Thema: Berlinale 2007
09. Februar 07 | Autor: thgroh | 0 Kommentare | Kommentieren
Regisseur Yau Nai Hoi legt hier seinen Debütfilm vor, doch ist er dem erfahrenen Besucher des Internationalen Forums, bzw. dem Freund des Hongkong-Kinos kein Unbekannter: Als Drehbuchautor zeichnete er für die beiden Johnnie-To-Filme PTU und Running On Karma verantworlich, die ebenfalls beide in früheren Jahrgängen des Forums zu sehen waren. Beide gehören zu den besten Filmen, die Johnnie To - ohnedies einer der interessantesten Filmemacher Hongkongs - vorzuweisen hat. Dass Yau Nai Hoi dann auch mit Tony Leung Ka Fai (nicht zu verwechseln mit dem im auf Grund seiner Zusammenarbeiten mit Wong Kar Wei im Ausland weit bekannteren Tony Leung), Lam Suet und Simon Yam (der sich hier unrasiert und mit dickem Schmerbauch durch Hongkongs Straßen tümmeln darf) die (zumindest einstmals) erste Garde der aufs Genrekino abonnierten Darsteller Hongkongs versammelt, lässt die Erwartungen an diesen Beitrag zusätzlich steigen. Dies vor allem auch vor dem Hintergrund, dass aus Hongkong zuletzt kaum mehr Signale zu vernehmen waren: Milkyway Productions, Johnnie Tos Filmschmiede, scheint der letzte übrig gebliebene Qualitätsgarant der mehr oder weniger vor den eigenen Trümmern stehenden Hongkonger Filmindustrie. Dies lässt sich auch an der Programmierung des Forums ablesen, wo traditionell immer wenigstens ein Genrefilm aus Hongkong untergebracht war: Vor zwei Jahren war dies der wenig inspirierte, ermüdende Jiang Hu, im letzten Jahr hatte man gar still und schweigend auf einen Beitrag aus Hongkong verzichtet.
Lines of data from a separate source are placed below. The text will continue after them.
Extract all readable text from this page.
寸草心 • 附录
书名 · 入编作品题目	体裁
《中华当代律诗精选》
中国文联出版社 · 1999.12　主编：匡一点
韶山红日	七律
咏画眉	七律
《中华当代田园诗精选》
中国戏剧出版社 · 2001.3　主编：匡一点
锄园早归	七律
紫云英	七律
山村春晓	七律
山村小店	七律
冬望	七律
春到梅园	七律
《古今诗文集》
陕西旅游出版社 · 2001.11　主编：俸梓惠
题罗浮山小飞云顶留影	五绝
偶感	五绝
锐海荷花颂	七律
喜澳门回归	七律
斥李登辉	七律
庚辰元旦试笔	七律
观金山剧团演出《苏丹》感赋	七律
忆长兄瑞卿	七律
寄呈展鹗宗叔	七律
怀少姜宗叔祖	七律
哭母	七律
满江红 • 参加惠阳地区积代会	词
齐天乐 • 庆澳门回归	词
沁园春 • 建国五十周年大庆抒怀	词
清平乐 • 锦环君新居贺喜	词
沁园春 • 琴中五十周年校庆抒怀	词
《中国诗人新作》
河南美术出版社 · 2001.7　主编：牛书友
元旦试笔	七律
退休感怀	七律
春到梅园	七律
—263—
Um es vorweg zu nehmen: Eye in the Sky lässt aufatmen und dürfte dem Connaisseur des guten Großstadtthrillers aus Hongkong einigen Seelenbalsam anbieten. Eye in the Sky erzählt seine Story so präzise und effektiv, wie man das vom guten Hongkong-Film seit je her gewohnt war und wie es dem zuweilen zur psychologischen Schwerfälligkeit neigenden US-Kino – prominentestes Beispiel wohl Scorseses Departed, bezeichnenderweise ein Remake eines Hongkong-Films – nur selten gelingt. Überdies verzichtet Eye in the Sky wohltuend auf stylishe Fingerübungen, übermäßigen Farbfiltereinsatz oder ähnliche, entweder dem Festival- oder Direct-to-DVD-Markt verbundenen, Mätzchen. Die Tugenden des ambitionierten Genrefilms, für die Johnnie To steht, werden von Yau Nai Hoi gelungen aktualisiert.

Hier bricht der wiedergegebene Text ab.